Interaction between global stores and `bar.sync`

Question

Suppose I have some PTX that looks like this:

st.global.v4.b32 ...
bar.sync

I know that bar.sync will block execution until the st.global.v4.b32 is visible to all threads in the block. My question is: how long does it take until global stores are visible?

In general, global memory stores are "fire and forget": after store instructions hit the store buffer, threads can continue executing while the store buffer asynchronously commits data to global memory.

At what point in the global memory store operation does bar.sync allow threads to continue execution? Is it:

• Once data hits the store buffer?
• Once data hits L1 cache?
• Once data hits L2 cache?
• Once data hits DRAM?

In other words, what is the latency of a global memory store followed by bar.sync?

Edit: I am asking in the context of A100 and H100 specifically.

Answer 1

how long does it take until global stores are visible?

How long is a piece of string?
As you already write in your question, it depends on the cache your data lands in. Unless it is evicted, data will stay in the L1 cache and so on throughout the cache hierarchy.

bar.sync is a __syncthreads() and works on a block level, i.e. on a single multiprocessor.
If you are lucky the __syncthreads() can be very fast, it depends on the writes between successive syncs.

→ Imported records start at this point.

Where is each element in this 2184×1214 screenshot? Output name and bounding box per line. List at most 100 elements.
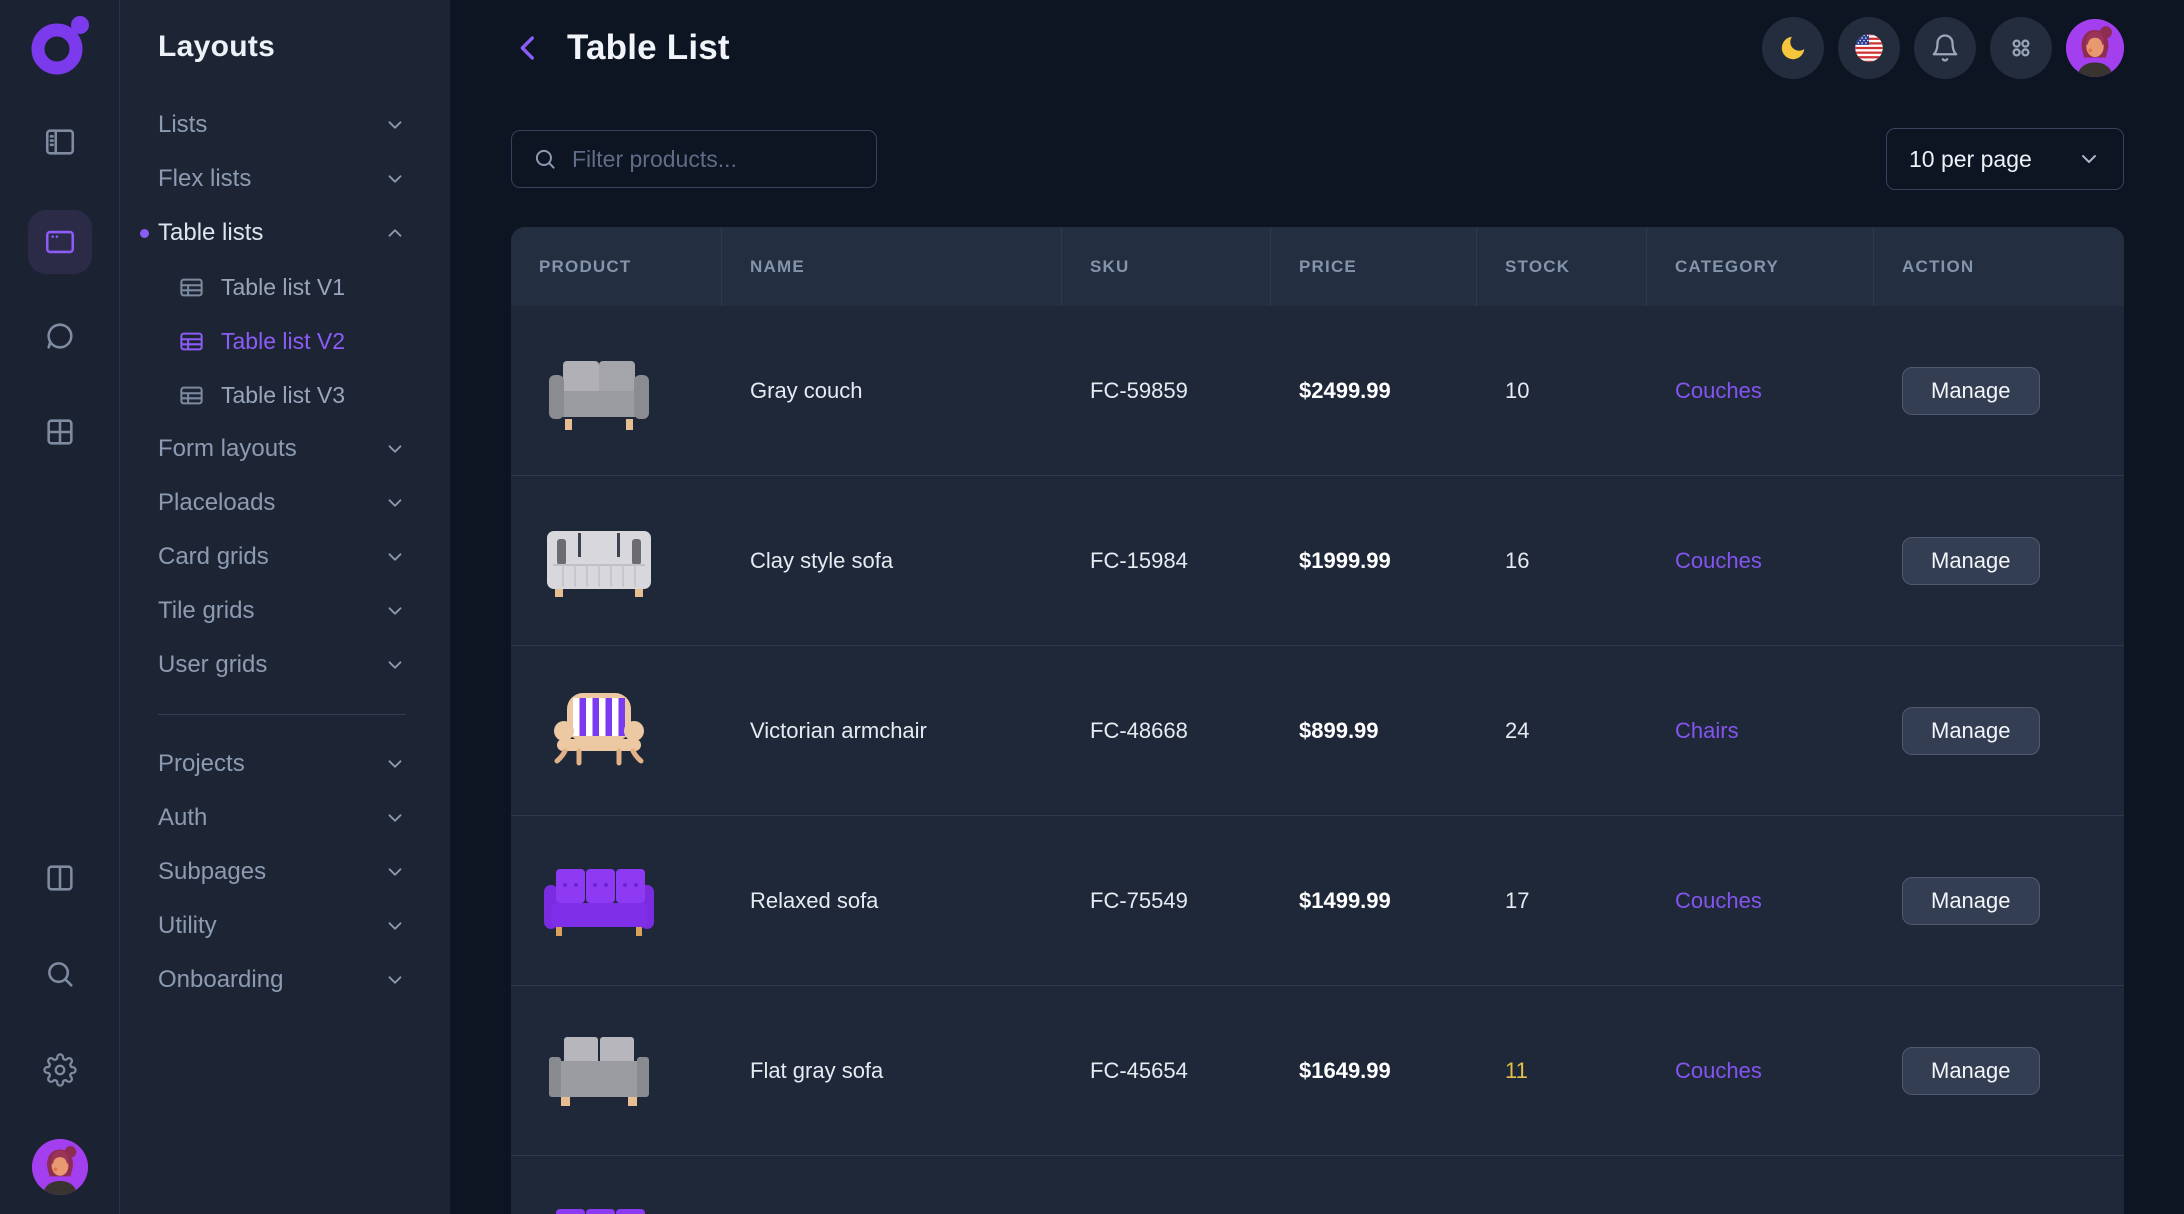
us-flag-icon[interactable] (1838, 17, 1900, 79)
sidebar-nav-item[interactable]: Utility (158, 899, 406, 953)
manage-button[interactable]: Manage (1902, 367, 2040, 415)
category-link[interactable]: Couches (1675, 1058, 1762, 1083)
chevron-down-icon (384, 969, 406, 991)
sidebar-nav-item[interactable]: Lists (158, 98, 406, 152)
product-image (539, 349, 659, 433)
nav-item-label: Lists (158, 111, 384, 139)
filter-products-box (511, 130, 877, 188)
product-price: $2499.99 (1271, 378, 1477, 404)
logo-ring-icon (28, 14, 92, 78)
back-chevron-icon[interactable] (511, 31, 545, 65)
nav-item-label: User grids (158, 651, 384, 679)
chevron-down-icon (384, 915, 406, 937)
product-stock: 24 (1477, 718, 1647, 744)
sidebar-nav-item[interactable]: Auth (158, 791, 406, 845)
filter-products-input[interactable] (572, 146, 856, 173)
product-image (539, 1029, 659, 1113)
chevron-down-icon (384, 600, 406, 622)
table-icon (178, 328, 205, 355)
column-header-product: PRODUCT (511, 227, 722, 306)
settings-gear-icon[interactable] (28, 1038, 92, 1102)
table-toolbar: 10 per page (511, 128, 2124, 190)
manage-button[interactable]: Manage (1902, 1047, 2040, 1095)
chevron-down-icon (384, 438, 406, 460)
product-price: $899.99 (1271, 718, 1477, 744)
per-page-select[interactable]: 10 per page (1886, 128, 2124, 190)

A somewhat recent paper for Ampere: Demystifying the Nvidia Ampere Architecture through Microbenchmarking details the time it takes to execute common instructions on Ampere. For Hopper, see: Benchmarking and Dissecting the Nvidia Hopper GPU Architecture

They list:

Location	Ampere (paper1)	Ampere (paper2)	Hopper (paper2)
Global memory	290	466	479
L2 cache	200	262	263
L1 cache	33	38	41
Shared Memory (ld/st)	23/19	?/29	?/29

My own experience lines up more with paper1 than with paper2.

If you have access to such a machine, you can easily time it yourself using the following code:

__device__ uint64_t GetGlobalClock() { //volatile + memory to prevent reordering
    //return clock64();
    uint64_t start;
    //do not use clock32!!, this is very slow.
    asm volatile("mov.u64 %0, %%clock64;" : "=l"(start) :: "memory");
    //asm volatile("mov.u64 %0, %%clock64;" : "=l"(start));
    return start;/**/
}

__global__ void TimeSync(int* data, int musthave) { //parameter to trick the optimizer
    //do init
    __syncthreads(); //wait for stuff to stabilize
    for (auto r = 0; r < 5; r++) { //always run a loop, the first run always  takes > 500 cycles.
        const auto StartTime = GetGlobalClock();
        data[threadIdx.x] = musthave * r;    
        __syncthreads();
        const auto EndTime = GetGlobalClock();
        if (threadIdx.x < 32) {
            printf("data[%i] = %i, Time = %i cycles\n", threadIdx.x, data[threadIdx.x], int(EndTime - StartTime));
        }
    }
}

This will measure L1 latency.
You have to ensure eviction from L1 if you want to measure L2 latency, etc.

On my machine, an RTX 3070, I get:

...
data[25] = 20, Time = 43 cycles
data[26] = 20, Time = 43 cycles
data[27] = 20, Time = 43 cycles
...

So 33 cycles for the L1 write plus 8 cycles for the __syncthreads() plus 2 cycles for the clock64().

If you want your threads to line up, but don't want to incur waits due to memory latency, you can perhaps use a spin-wait loop?

__shared__ uint32_t arrive_barrier;
atomicAnd(&arrive_barrier, 0);
constexpr auto blockwarps = 32; 
constexpr auto arrive_mask = -1u >> (32 - blockwarps);
//do work
const auto warpid = threadIdx.x / 32;
while (atomicOr(&arrive_barrier, 1u << warpid) != arrive_mask) {
    __nanosleep(1);
}

Obviously, this will only ensure memory safety with regards to shared mem.